Part spectacle, part ride—all Vegas—Caesars’ High Roller goes a step beyond observation wheels like the London Eye and the Singapore Flyer, offering a full entertainment experience along with dizzyingly high views of the city. Located across the strip from Caesars Palace, the wheel serves as the focal point of the company’s newly developed quarter-mile-long entertainment row, featuring casinos, fine dining, and high-end retail outlets. Currently the largest wheel of its kind in the world, the High Roller features a circular rim formed of a single tube supporting 28 spherical cabins. Each cabin will accommodate up to 40 people, who can partake in a number of themed entertainment experiences throughout the 30 minute ride, including Elvis and Frank Sinatra “Experiences”.
Open in March 2014, Caesars’ High Roller will be an iconic ride that promises to redefine the Las Vegas skyline and draw crowds from around the world.
The sheer size of the High Roller and the site’s narrow footprint presented a number of challenges to Arup’s design team. Because the wheel is situated over an existing road flanked by a monorail, the potential locations for support legs were very limited. After extensive design studies, Arup determined that the best approach was to support the hub of the wheel using four inclined legs with a single transverse brace founded across the road. Arup pioneered the idea of using a spherical cabin shape because it was architecturally arresting, offered spacious interiors, and panoramic views.
With a design life of 50 years, the High Roller will rotate as many 650,000 times and therefore had to be designed against fatigue. Numerous detailed stress analyses were conducted prior to finalising the steelwork details and specifications to control stress concentrations on the bearings, steelwork, cables, and fittings.

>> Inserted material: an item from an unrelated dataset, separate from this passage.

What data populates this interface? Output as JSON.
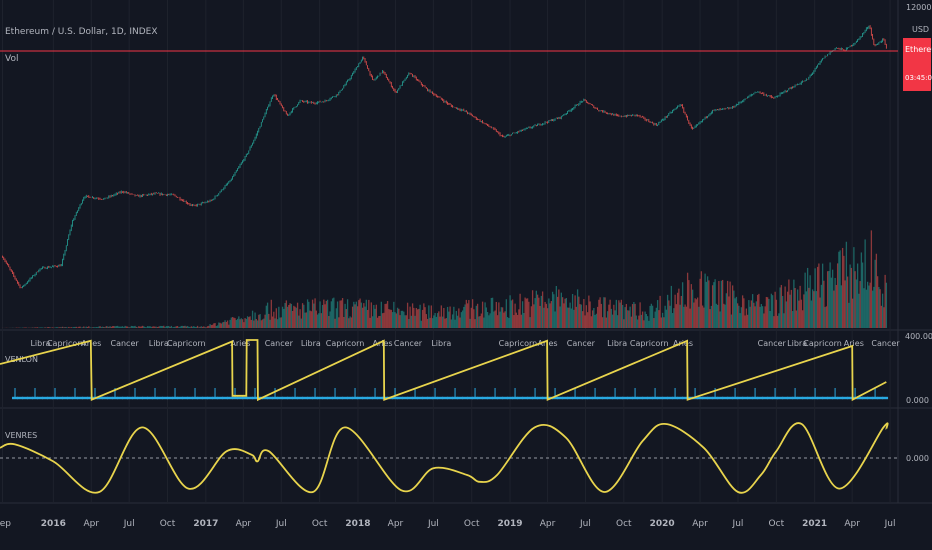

Patron comfort was at the forefront of the team’s thinking throughout the design process. The punishing Nevada climate includes extremely high external temperatures and solar gain. To achieve a satisfactory environment in the cabins, Arup’s engineers performed computational fluid dynamics simulations to optimise the design of the air-conditioning systems and glazing; the spherical panels are double glazed in order to limit the air-conditioner power demands. They also performed wind tunnel tests to predict requirements for damping to control wind-induced motions.